In M. Night Shyamalan’s science-fiction superhero drama Unbreakable, we are shown a reflection of the real world, with some extraordinary supernatural elements. Bruce Willis plays David Dunn, a security guard who miraculously survives a disastrous train crash, while every single other passenger unfortunately perishes. On the opposite end of the spectrum, we have Samuel L. Jackson’s Elijah Price, a man with the devastating condition of Osteogenesis Imperfecta, also known as “brittle bone disease,” (Character vs. Nature Conflict). The resulting intertwinement of their lives results in a truly memorable story.
After Price hears the news about Dunn’s survival of the train derailment, he tracks him down and has some very peculiar questions for him. Has Dunn ever been sick, or had an injury? Price, an enthusiastic, almost religious collector of comic books, seems to believe that Dunn is a superhero himself. To Dunn and his family, Price seems delusional and mentally troubled. This causes some intense emotional discord between Dunn and his family, notably with his son, Joseph (Spencer Treat Clark). During one particularly impassioned scene, we see the sheer anguish and affliction that this family is experiencing. Their lives have been turned upside down. Yet, while he has trouble admitting it, David Dunn cannot help but feel that Elijah Price might have a point. He honestly cannot remember ever being sick or injured. Is this just Price getting into his head, or is there something more to the story? (Character vs. Self, Character vs. Unknown Conflicts).
As far as Dunn’s categorization as a literary hero, he most appropriately fits as a combination of an epic hero and an accidental hero. After putting some puzzle pieces of his life together, Dunn recognizes that he does indeed possess superhuman abilities, from physical strength to telekinetic emotional connections. However, this leads him into dangerous situations that cause him great amounts of grief and distress. He did not ask for these powers, but they place him in a position that can save lives and change the world around him. By the end of the film, we see him fully transform into a selfless vigilante, risking his own well-being for the sake of others.
In looking to Elijah Price, we see a representation of a romantic hero. Due to his disease, he cannot live a normal, everyday life like able-bodied people can (Character vs. Society Conflict). However, instead of giving up, he makes the decision to use his advanced intelligence and fascination with comic books to find his place in society. He amasses an incredibly expansive comic book collection that supports him financially. But, his true goal in life is to discover a superhero in the real world. In his eyes, comic books are historical accounts that have been passed down through the generations. Just as obsessively as he studies comics, he meticulously analyzes catastrophic events, searching for a “lone survivor.”

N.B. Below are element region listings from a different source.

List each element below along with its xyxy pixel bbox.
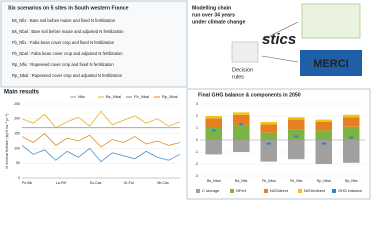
x-tick-label: Bs_Nfix bbox=[235, 179, 248, 183]
bar-segment bbox=[343, 126, 360, 140]
scenario-item: Fb_Nbal : Faba bean cover crop and adjus… bbox=[12, 51, 123, 56]
legend-label: N2Oindirect bbox=[304, 188, 326, 193]
bar-segment bbox=[315, 130, 332, 140]
x-tick-label: Fb_Nbal bbox=[262, 179, 276, 183]
y-tick-label: -2 bbox=[195, 162, 198, 166]
bar-segment bbox=[233, 125, 250, 140]
legend-label: Rp_Nbal bbox=[162, 94, 178, 99]
legend-swatch bbox=[298, 189, 302, 193]
bar-segment bbox=[288, 129, 305, 140]
y-tick-label: 2 bbox=[196, 114, 198, 118]
modelling-text: under climate change bbox=[192, 19, 245, 25]
scenario-item: Bs_Nbal : Bare soil before maize and adj… bbox=[12, 29, 124, 34]
x-tick-label: Rp_Nbal bbox=[317, 179, 331, 183]
bar-segment bbox=[288, 140, 305, 160]
scenario-item: Rp_Nfix : Rapeseed cover crop and fixed … bbox=[12, 62, 114, 67]
balance-marker bbox=[349, 136, 354, 139]
bar-segment bbox=[315, 119, 332, 122]
y-tick-label: 200 bbox=[14, 117, 20, 121]
x-tick-label: Rp_Nfix bbox=[345, 179, 358, 183]
bar-segment bbox=[343, 117, 360, 127]
graphical-abstract: Six scenarios on 5 sites in South wester… bbox=[0, 0, 371, 200]
balance-marker bbox=[294, 135, 299, 138]
y-tick-label: 150 bbox=[14, 132, 20, 136]
y-tick-label: 250 bbox=[14, 102, 20, 106]
y-axis-label: N mineral fertilizer (kg N ha⁻¹ yr⁻¹) bbox=[5, 114, 9, 169]
merci-logo: MERCI bbox=[313, 58, 348, 70]
scenario-item: Rp_Nbal : Rapeseed cover crop and adjust… bbox=[12, 73, 123, 78]
bar-segment bbox=[233, 140, 250, 152]
legend-label: C storage bbox=[202, 188, 220, 193]
bar-segment bbox=[233, 112, 250, 115]
legend-swatch bbox=[230, 189, 234, 193]
legend-label: N2Odirect bbox=[270, 188, 289, 193]
arrows bbox=[261, 21, 299, 63]
y-tick-label: -3 bbox=[195, 174, 198, 178]
bar-segment bbox=[343, 140, 360, 163]
bar-segment bbox=[288, 117, 305, 120]
balance-marker bbox=[266, 142, 271, 145]
legend-label: NFert bbox=[236, 188, 247, 193]
modelling-text: Modelling chain bbox=[192, 5, 231, 11]
y-tick-label: 0 bbox=[18, 176, 20, 180]
y-tick-label: 3 bbox=[196, 102, 198, 106]
x-tick-label: Gr-Fal bbox=[124, 181, 134, 185]
legend-label: GHG balance bbox=[338, 188, 363, 193]
line-series bbox=[21, 133, 181, 148]
bar-segment bbox=[315, 122, 332, 131]
y-tick-label: 100 bbox=[14, 146, 20, 150]
decision-text: rules bbox=[232, 74, 244, 80]
bar-segment bbox=[260, 132, 277, 140]
scenario-title: Six scenarios on 5 sites in South wester… bbox=[8, 5, 129, 11]
x-tick-label: Eu-Cas bbox=[90, 181, 102, 185]
balance-marker bbox=[211, 129, 216, 132]
bar-segment bbox=[343, 114, 360, 118]
legend-label: Bs_Nbal bbox=[106, 94, 121, 99]
x-tick-label: Pe-Bic bbox=[22, 181, 33, 185]
bar-segment bbox=[260, 124, 277, 133]
chart-title: Main results bbox=[4, 90, 40, 96]
decision-text: Decision bbox=[232, 67, 253, 73]
y-tick-label: 1 bbox=[196, 126, 198, 130]
bar-segment bbox=[205, 118, 222, 128]
bar-segment bbox=[205, 116, 222, 119]
stics-logo: stics bbox=[262, 31, 296, 48]
scenario-item: Fb_Nfix : Faba bean cover crop and fixed… bbox=[12, 40, 115, 45]
x-tick-label: La-Pef bbox=[56, 181, 66, 185]
y-tick-label: -1 bbox=[195, 150, 198, 154]
bar-segment bbox=[233, 114, 250, 126]
y-tick-label: 0 bbox=[196, 138, 198, 142]
scenario-box bbox=[0, 0, 188, 88]
chart-title: Final GHG balance & components in 2050 bbox=[198, 92, 301, 98]
y-tick-label: 50 bbox=[16, 161, 20, 165]
x-tick-label: Bs_Nbal bbox=[207, 179, 221, 183]
legend-swatch bbox=[264, 189, 268, 193]
balance-marker bbox=[321, 142, 326, 145]
decision-icon bbox=[231, 41, 259, 63]
line-series bbox=[21, 110, 181, 129]
bar-segment bbox=[260, 140, 277, 162]
bar-segment bbox=[205, 128, 222, 140]
bar-segment bbox=[205, 140, 222, 155]
modelling-text: run over 34 years bbox=[192, 12, 235, 18]
bar-segment bbox=[315, 140, 332, 164]
balance-marker bbox=[239, 123, 244, 126]
x-tick-label: Fb_Nfix bbox=[290, 179, 303, 183]
bar-segment bbox=[260, 122, 277, 125]
x-tick-label: Mt-Cas bbox=[157, 181, 169, 185]
legend-label: Fb_Nbal bbox=[134, 94, 149, 99]
merci-logo-box bbox=[300, 50, 362, 76]
legend-swatch bbox=[332, 189, 336, 193]
legend-swatch bbox=[196, 189, 200, 193]
line-series bbox=[21, 145, 181, 163]
scenario-item: Bs_Nfix : Bare soil before maize and fix… bbox=[12, 18, 116, 23]
bar-segment bbox=[288, 119, 305, 130]
legend-label: Nfix bbox=[78, 94, 85, 99]
climate-logo bbox=[301, 3, 361, 39]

As for technical aspects of this film, Shyamalan masterfully created the dark, gritty tone through dim lighting, with a color palette focused on gray, dark blue, and brown. The musical score from James Newton Howard added to the emotional depth of this film as well. Additionally, the perfect balance of silence and ambient noise further developed these moods. In the department of cinematography, one especially prominent aspect that I noticed was the incorporation of reflections. This created a sense of mystery and wonder, also forming an intimate link between the audience and the characters. Another intriguing visual element was the display of flashbacks, giving insight into the lives of unfamiliar characters. The editing in these scenes was fantastic, showing us a quick glimpse of major events of the past that would impact the future of the story. The intricate web of storytelling, sound design, cinematography, and editing woven in this film was quite impressive. I look forward to checking out more work from Shyamalan in the future to compare it to this work of art.